Mediated Girlhoods: New Explorations of Girls’ Media Culture

Mary Celeste Kearney, editor
New York: Peter Lang, 2011: 310 pp.


Mediated Girlhoods

Mary Celeste Kearney’s edited collection, Mediated Girlhoods: New Explorations of Girls’ Media Culture (MG), is the tenth volume of Lang’s Mediated Youth series edited by Sharon Mazzarella. This collection presents a multifaceted approach that not only sees girls as mere consumers or producers of media but also as the complex producer-cum-consumers of media which Sarah Banet-Weiser describes in her chapter (290). By including a spectrum of methodological and disciplinary approaches, MG presents a holistic approach to girls’ media studies. MG also differs from the typical Western stress within American scholarship on media studies by including chapters (1, 7, 8, 9, 10, and 13) focusing on girls from Singapore, Japan, Sudan, Israel, and Australia. MG has 15 chapters presented in 3 parts; given the grand scope of this book I will discuss each part separately and highlight chapters that best represent the book’s purpose of showing a more complex view of girls’ media studies.

“Part I: Representation and Identity” presents chapters that closely read how girls are identified and presented within media particularly film, television, and literature. MG does a good job of ensuring a broad scope in this section by including depictions of Latina and queer girls. Kristen Hatch and Angharad N. Valdivia in their respective chapters in Part I show how representations of underrepresented girls historically and presently complicate identity and girls’ media studies. Hatch’s “Little Butches: Tomboys in Hollywood Film” looks at the history of tomboys in film from Calamity Jane and Gidget to Little Darlings and Girlfight and how their representation has shifted from tomboy being a stage of a girl’s life that inevitably develops into a normative heterosexual woman to representations that are not afraid to show lesbian romance. Hatch details how cultural shifts have changed the wildly popular representation of tomboys to the fewer yet more nuanced portraits within contemporary Hollywood. Valdivia’s “This Tween Bridge over My Latina Back: The U.S. Mainstream Negotiates Ethnicity” approach is historical. It both looks at television and film representations of Latina girls and mediated doll and toy lines that are derived from these representations. Valdivia’s insights in how representations of Latina girls have become more prevalent and are displacing portraits of Blackness is very keen; she also notes that while more diversity is being seen within the media and popular culture, whiteness is still the privileged position.

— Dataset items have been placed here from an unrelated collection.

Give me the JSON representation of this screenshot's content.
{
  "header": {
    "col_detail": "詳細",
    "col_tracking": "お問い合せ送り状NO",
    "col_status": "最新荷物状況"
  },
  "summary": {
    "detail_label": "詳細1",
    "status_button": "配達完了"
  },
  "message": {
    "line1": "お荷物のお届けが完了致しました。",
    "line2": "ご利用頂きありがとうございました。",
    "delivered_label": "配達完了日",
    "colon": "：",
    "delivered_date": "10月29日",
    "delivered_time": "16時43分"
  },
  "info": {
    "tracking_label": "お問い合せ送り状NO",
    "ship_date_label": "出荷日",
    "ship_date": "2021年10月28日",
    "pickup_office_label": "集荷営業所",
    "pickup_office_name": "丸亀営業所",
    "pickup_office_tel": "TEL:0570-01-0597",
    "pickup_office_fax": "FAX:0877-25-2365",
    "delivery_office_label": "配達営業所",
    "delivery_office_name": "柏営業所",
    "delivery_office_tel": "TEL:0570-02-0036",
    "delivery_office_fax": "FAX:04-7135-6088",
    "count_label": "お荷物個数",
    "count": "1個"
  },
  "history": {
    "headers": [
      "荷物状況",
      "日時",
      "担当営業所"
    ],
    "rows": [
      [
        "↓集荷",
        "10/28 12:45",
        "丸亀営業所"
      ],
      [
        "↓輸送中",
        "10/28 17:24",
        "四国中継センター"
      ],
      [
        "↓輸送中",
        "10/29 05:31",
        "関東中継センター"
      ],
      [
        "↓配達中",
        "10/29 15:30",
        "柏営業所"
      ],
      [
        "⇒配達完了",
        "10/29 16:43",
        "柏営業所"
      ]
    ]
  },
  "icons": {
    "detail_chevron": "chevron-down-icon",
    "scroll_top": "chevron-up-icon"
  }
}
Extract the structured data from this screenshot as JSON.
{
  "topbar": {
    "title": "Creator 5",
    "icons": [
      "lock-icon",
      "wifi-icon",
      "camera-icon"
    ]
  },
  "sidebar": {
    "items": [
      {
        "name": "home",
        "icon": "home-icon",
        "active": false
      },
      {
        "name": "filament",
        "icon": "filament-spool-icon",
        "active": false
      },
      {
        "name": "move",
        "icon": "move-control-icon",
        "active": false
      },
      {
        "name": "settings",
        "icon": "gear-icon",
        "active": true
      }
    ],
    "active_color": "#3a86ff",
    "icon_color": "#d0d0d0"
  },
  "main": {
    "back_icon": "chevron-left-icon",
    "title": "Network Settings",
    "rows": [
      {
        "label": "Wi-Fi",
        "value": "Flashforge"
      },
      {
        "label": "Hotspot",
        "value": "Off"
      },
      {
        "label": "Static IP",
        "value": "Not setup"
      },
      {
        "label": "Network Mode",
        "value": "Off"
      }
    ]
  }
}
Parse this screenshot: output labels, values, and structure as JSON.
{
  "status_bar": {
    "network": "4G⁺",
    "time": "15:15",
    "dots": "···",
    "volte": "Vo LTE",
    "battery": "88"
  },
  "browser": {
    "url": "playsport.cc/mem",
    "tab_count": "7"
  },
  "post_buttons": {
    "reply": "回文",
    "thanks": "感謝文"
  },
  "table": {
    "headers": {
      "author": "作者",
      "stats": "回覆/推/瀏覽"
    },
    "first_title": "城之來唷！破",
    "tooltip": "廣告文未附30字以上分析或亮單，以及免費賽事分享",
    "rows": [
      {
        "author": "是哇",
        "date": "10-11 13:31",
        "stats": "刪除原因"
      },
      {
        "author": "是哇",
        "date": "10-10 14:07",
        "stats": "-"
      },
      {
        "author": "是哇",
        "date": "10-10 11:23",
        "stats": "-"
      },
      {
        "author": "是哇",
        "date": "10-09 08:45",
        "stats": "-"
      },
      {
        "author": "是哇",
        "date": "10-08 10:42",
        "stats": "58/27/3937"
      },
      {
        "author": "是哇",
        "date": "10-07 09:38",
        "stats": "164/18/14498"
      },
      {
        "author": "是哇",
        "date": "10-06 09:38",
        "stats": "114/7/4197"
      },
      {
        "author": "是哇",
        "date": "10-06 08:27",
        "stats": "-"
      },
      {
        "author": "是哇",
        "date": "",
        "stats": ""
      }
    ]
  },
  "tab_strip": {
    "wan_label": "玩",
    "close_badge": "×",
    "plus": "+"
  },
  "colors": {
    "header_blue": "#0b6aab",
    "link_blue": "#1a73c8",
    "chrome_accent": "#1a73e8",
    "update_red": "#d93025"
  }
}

“Part II: Reception and Use” presents the stories of girls’ interactions with media. This section provides the most depth as far as cultural explorations (including various cultures and intercultural approaches), methodological diversity, and a wide variety of media (television, film, music/radio, literature, and the internet). Shiri Reznik and Dafna Lemish’s “Falling in Love with High School Musical: Girls’ Talk about Romantic Perceptions” provides analysis on focus groups conducted with Israeli girls. Their analysis looks at how cultural factors (socio-economic status, religion, etc.) effect girls’ perception of romantic love on a popular American movie and television show. They delve into why Israeli cultural adaptations of this show do not play as well with their subjects. Reznik and Lemish’s chapter exemplify how this book is able to make cultural and intercultural connections within girls’ media studies.

The final part of MG, “Production and Technology,” illustrates the ways in which girls are no longer just consumers of media but also produce their own. It presents a deeper analysis of how the marketing of newer technologies like cell-phones, laptops, and girl-centered social networking sites is effecting girls and their parents. Jane Greer’s “Remixing Educational History: Girls and Their Memory Albums, 1913-1929” provides a look at how remixing has historical roots. She also details how girls were adept at using techniques that countered the manufactured scrapbooks’ design, thus demonstrating their creativity. Greer’s analysis of memory books dispels the common conception of girls’ educational experience as traditionally geared towards homemaking; her reading is indeed complex.

Mediated Girlhoods provides readers a keen look at girls’ media studies. It gives readers a wide scope of analysis of several different media from many different methodological and disciplinary backgrounds. On whole this book does well to analyze past preconceived notions of how girls are represented in media and how they use and produce media and technology.


Biography

André Favors is the review editor for Technoculture and a graduate assistant in the Department of Communication at the University of Louisiana at Lafayette.